I'm not well versed in the literature so please forgive/inform me if my terminology is wrong:
I have a bounded real-valued, discrete-time signal $x_n \in \mathbb [0, 1]$, and I want to (lossily) transmit this signal via a bitstream $q_n \in \{0, 1\}$, so that it can be reconstructed into $\hat x_n$, and the average reconstruction error $\frac1N \sum_{n=1}^N (x_n - \hat x_n)^2$ is minimised.
$x_n$ will in general be temporally redundant, and I'd like to exploit this redundancy to make the most efficient use of my bits. In my case, I expect $x_n$ to settle towards a fixed point for a long time and then suddenly jump towards a new fixed point (as you may expect from the trace of a single pixel in video).

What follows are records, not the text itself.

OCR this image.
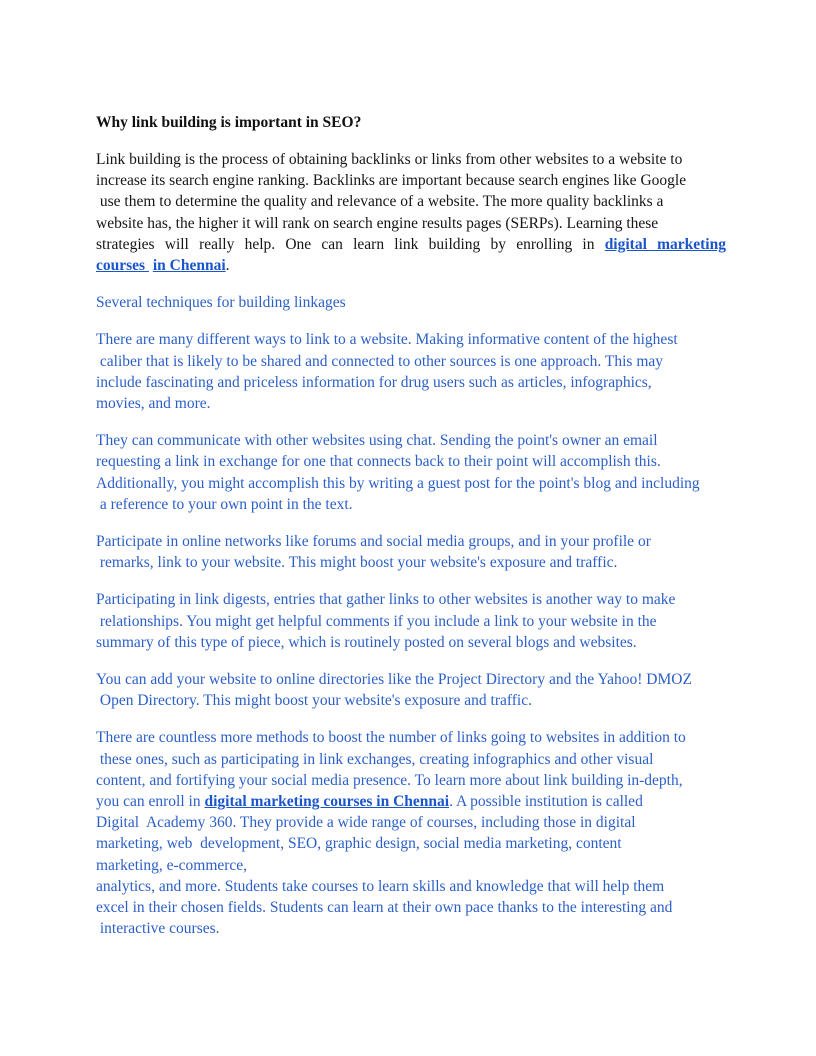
Why link building is important in SEO?
Link building is the process of obtaining backlinks or links from other websites to a website to
increase its search engine ranking. Backlinks are important because search engines like Google
use them to determine the quality and relevance of a website. The more quality backlinks a
website has, the higher it will rank on search engine results pages (SERPs). Learning these
strategies will really help. One can learn link building by enrolling in digital marketing
courses  in Chennai.
Several techniques for building linkages
There are many different ways to link to a website. Making informative content of the highest
caliber that is likely to be shared and connected to other sources is one approach. This may
include fascinating and priceless information for drug users such as articles, infographics,
movies, and more.
They can communicate with other websites using chat. Sending the point's owner an email
requesting a link in exchange for one that connects back to their point will accomplish this.
Additionally, you might accomplish this by writing a guest post for the point's blog and including
a reference to your own point in the text.
Participate in online networks like forums and social media groups, and in your profile or
remarks, link to your website. This might boost your website's exposure and traffic.
Participating in link digests, entries that gather links to other websites is another way to make
relationships. You might get helpful comments if you include a link to your website in the
summary of this type of piece, which is routinely posted on several blogs and websites.
You can add your website to online directories like the Project Directory and the Yahoo! DMOZ
Open Directory. This might boost your website's exposure and traffic.
There are countless more methods to boost the number of links going to websites in addition to
these ones, such as participating in link exchanges, creating infographics and other visual
content, and fortifying your social media presence. To learn more about link building in-depth,
you can enroll in digital marketing courses in Chennai. A possible institution is called
Digital  Academy 360. They provide a wide range of courses, including those in digital
marketing, web  development, SEO, graphic design, social media marketing, content
marketing, e-commerce,
analytics, and more. Students take courses to learn skills and knowledge that will help them
excel in their chosen fields. Students can learn at their own pace thanks to the interesting and
interactive courses.
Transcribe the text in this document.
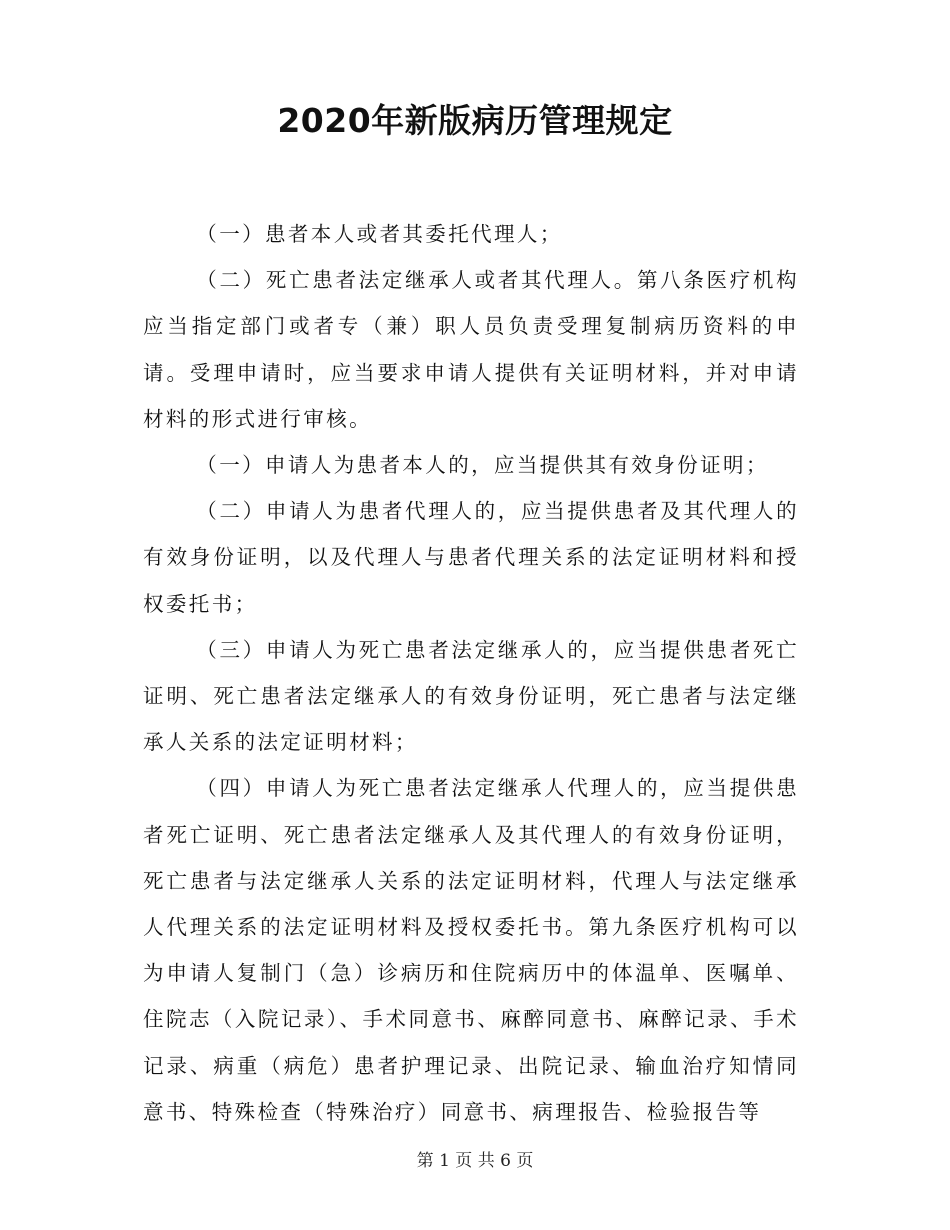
2020年新版病历管理规定

（一）患者本人或者其委托代理人；

（二）死亡患者法定继承人或者其代理人。第八条医疗机构应当指定部门或者专（兼）职人员负责受理复制病历资料的申请。受理申请时，应当要求申请人提供有关证明材料，并对申请材料的形式进行审核。

（一）申请人为患者本人的，应当提供其有效身份证明；

（二）申请人为患者代理人的，应当提供患者及其代理人的有效身份证明，以及代理人与患者代理关系的法定证明材料和授权委托书；

（三）申请人为死亡患者法定继承人的，应当提供患者死亡证明、死亡患者法定继承人的有效身份证明，死亡患者与法定继承人关系的法定证明材料；

（四）申请人为死亡患者法定继承人代理人的，应当提供患者死亡证明、死亡患者法定继承人及其代理人的有效身份证明，死亡患者与法定继承人关系的法定证明材料，代理人与法定继承人代理关系的法定证明材料及授权委托书。第九条医疗机构可以为申请人复制门（急）诊病历和住院病历中的体温单、医嘱单、住院志（入院记录）、手术同意书、麻醉同意书、麻醉记录、手术记录、病重（病危）患者护理记录、出院记录、输血治疗知情同意书、特殊检查（特殊治疗）同意书、病理报告、检验报告等

第 1 页 共 6 页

Example Signal: It goes though "settling" phases where it remains fairly static, and "dynamic" phases where it transitions quickly towards a new settling point.
From what I gather, Predictive Coding is the standard approach here - subtract the predictable component of the signal, encode the rest, and reconstruct the predictable component on the other end. The trouble is that the optimal predictive coding parameters (at least for a Linear Predictive Coder) will change depending on the state of the signal: When $x$ is dynamic, I expect to encode it at a coarse resolution. When $x$ is static, I expect to use my bits to communicate fine increments to the value of $x$. So I need to communicate my predictive coding coefficients along the same bitstream $q_n$.
Is there a standard approach for this kind of problem?